Clair's method for gathering and processing vulnerability information isn't hard-wired. All of Clair's behaviors are pluggable, albeit with default batteries included. Data gathering from public sources, detection routines for inspecting container images, notification books, and the storage layer for vulnerability data can be swapped out or augmented by the user or by third parties.
It also provides the user with specific, actionable advice in the event of a detected problem. Most of the time, this consists of upgrading the package in question to a more recent version, but sometimes, it includes removing dependencies that are not required in the final image.

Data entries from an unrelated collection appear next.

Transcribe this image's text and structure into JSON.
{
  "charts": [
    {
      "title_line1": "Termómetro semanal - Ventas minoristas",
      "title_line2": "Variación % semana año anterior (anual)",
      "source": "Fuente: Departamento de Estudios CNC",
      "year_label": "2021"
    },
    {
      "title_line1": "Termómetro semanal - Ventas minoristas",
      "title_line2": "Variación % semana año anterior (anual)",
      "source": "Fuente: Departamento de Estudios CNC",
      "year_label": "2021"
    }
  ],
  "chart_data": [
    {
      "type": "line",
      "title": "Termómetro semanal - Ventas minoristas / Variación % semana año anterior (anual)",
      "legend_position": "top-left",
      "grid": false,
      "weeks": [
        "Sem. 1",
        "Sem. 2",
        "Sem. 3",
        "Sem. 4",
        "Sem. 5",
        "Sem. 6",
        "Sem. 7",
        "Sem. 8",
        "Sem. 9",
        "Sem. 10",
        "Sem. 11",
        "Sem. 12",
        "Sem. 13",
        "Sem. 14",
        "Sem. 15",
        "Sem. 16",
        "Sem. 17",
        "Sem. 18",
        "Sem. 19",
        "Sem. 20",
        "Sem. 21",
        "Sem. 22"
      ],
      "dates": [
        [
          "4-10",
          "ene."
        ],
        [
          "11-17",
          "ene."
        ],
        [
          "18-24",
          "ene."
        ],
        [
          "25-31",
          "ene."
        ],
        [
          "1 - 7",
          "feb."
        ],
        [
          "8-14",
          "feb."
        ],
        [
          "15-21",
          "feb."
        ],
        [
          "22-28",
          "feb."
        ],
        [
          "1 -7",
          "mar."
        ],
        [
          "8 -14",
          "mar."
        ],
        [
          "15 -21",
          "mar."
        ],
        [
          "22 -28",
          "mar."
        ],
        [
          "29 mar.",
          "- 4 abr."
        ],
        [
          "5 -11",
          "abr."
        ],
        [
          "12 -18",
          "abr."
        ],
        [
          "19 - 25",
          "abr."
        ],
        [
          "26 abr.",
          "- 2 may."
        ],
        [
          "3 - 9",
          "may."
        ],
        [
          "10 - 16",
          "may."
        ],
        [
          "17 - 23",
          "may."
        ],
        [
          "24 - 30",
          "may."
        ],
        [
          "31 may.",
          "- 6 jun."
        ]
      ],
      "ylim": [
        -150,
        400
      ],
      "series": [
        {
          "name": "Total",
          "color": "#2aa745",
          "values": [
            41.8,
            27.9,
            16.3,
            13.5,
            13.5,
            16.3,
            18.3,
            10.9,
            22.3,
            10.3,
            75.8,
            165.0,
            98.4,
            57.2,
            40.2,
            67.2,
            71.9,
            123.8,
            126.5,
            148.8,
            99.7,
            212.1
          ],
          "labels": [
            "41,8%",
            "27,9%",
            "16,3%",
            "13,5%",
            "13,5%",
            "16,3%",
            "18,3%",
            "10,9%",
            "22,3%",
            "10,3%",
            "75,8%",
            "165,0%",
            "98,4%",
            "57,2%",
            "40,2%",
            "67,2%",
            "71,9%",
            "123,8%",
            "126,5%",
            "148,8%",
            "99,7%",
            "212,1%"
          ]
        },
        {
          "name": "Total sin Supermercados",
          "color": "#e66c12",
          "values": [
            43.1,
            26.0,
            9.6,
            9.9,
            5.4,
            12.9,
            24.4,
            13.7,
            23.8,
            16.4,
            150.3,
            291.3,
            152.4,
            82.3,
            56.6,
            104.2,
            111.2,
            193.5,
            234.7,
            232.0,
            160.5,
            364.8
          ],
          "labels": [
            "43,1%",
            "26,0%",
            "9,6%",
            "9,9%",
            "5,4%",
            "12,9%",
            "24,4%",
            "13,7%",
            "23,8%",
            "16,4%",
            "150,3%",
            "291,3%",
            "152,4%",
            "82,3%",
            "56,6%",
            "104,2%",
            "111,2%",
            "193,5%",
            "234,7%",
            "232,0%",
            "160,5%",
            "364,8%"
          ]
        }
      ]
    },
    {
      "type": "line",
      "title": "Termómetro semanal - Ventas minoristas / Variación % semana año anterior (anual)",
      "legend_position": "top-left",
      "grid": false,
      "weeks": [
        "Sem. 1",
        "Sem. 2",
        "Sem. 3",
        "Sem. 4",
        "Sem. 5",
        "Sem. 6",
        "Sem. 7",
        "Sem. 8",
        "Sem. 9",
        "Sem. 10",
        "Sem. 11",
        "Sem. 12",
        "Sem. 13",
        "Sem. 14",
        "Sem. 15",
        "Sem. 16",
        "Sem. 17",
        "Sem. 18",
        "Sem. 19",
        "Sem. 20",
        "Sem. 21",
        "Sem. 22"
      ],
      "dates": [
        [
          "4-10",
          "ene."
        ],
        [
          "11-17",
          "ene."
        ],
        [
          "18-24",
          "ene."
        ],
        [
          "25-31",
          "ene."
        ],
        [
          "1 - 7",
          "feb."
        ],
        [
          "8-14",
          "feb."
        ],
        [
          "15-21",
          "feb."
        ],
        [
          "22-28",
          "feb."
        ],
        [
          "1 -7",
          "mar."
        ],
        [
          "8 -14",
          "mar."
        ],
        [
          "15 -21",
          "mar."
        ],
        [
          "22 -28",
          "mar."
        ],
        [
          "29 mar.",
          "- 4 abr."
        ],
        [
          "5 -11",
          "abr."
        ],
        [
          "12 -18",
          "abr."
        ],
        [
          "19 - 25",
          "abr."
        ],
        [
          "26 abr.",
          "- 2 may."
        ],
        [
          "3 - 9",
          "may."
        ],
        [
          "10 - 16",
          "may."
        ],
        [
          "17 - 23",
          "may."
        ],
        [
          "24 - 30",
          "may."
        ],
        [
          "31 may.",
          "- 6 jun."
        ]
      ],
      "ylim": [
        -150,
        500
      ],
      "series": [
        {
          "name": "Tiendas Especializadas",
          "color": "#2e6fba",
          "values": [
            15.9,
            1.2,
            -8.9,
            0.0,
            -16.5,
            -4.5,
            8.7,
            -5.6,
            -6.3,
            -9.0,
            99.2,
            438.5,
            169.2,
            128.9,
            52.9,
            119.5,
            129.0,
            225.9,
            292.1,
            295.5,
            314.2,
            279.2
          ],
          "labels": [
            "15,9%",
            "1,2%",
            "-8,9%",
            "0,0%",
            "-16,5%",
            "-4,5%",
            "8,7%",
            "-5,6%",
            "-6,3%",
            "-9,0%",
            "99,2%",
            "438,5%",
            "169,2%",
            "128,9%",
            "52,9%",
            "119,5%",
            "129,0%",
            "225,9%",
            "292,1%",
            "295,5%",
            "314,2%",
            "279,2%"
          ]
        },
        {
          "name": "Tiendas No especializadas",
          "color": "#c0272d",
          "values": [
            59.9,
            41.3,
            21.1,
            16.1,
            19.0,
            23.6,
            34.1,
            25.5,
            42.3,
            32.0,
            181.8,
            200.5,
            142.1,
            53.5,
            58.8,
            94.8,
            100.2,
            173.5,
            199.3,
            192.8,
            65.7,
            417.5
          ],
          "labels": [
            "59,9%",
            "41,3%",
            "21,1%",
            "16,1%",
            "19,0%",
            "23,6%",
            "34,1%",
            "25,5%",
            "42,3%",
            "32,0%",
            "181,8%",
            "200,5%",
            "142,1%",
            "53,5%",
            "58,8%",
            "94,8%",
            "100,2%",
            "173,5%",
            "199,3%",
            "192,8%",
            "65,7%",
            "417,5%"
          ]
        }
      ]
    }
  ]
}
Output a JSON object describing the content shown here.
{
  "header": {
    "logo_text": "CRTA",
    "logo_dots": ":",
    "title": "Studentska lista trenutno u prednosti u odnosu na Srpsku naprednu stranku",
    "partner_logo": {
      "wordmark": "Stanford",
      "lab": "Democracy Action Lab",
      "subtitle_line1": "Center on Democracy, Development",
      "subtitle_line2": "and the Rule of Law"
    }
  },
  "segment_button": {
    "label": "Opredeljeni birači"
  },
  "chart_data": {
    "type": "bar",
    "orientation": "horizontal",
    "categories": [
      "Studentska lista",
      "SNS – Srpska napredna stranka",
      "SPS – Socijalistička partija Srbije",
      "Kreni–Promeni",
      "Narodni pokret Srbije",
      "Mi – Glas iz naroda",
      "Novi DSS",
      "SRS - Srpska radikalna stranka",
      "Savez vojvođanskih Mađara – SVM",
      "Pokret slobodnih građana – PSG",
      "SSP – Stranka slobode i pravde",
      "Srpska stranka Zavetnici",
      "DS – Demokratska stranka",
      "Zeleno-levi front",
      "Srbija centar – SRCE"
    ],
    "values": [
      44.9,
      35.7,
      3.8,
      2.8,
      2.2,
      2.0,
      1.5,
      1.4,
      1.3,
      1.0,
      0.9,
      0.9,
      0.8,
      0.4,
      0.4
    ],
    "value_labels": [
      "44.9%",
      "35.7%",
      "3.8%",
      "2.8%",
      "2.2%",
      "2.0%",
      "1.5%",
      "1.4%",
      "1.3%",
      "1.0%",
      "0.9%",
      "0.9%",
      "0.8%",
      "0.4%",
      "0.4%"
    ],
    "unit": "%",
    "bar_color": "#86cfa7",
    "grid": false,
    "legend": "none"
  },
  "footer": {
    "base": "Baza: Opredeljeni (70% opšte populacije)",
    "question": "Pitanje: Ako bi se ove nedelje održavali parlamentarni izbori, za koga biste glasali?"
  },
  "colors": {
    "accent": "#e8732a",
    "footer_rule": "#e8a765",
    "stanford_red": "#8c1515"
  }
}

If Node.js, for instance, is used as only part of a build script and isn't included in the running application, it can be safely dropped from the final image.
In the run-up to version 1.0, CoreOS worked hard to improve Clair's performance. Some database queries took as long as 30 seconds to complete; switching to Postgres 9.4 as the database back end "improved some of our API responses in production by 3 orders of magnitude" (from 30 seconds to 30 milliseconds), according to CoreOS.
The real dangers inside
The container model theoretically provides a high degree of security by default, but they also bring new twists on existing problems. CoreOS focuses on how containers are spun up and executed, which has many quirks. Docker, meanwhile, offers Docker Bench for checking container environments against best practices.
Clair addresses the lack of thought given to what might be inside a container image once it's created. The danger isn't malicious intent, but indifference.
CoreOS also wants Clair to become part of the process of building container repositories. The company's own Quay container repository uses Clair, but CoreOS hopes other hosted repository solutions -- including Docker's -- will pick up on, deploy, and bring changes to Clair.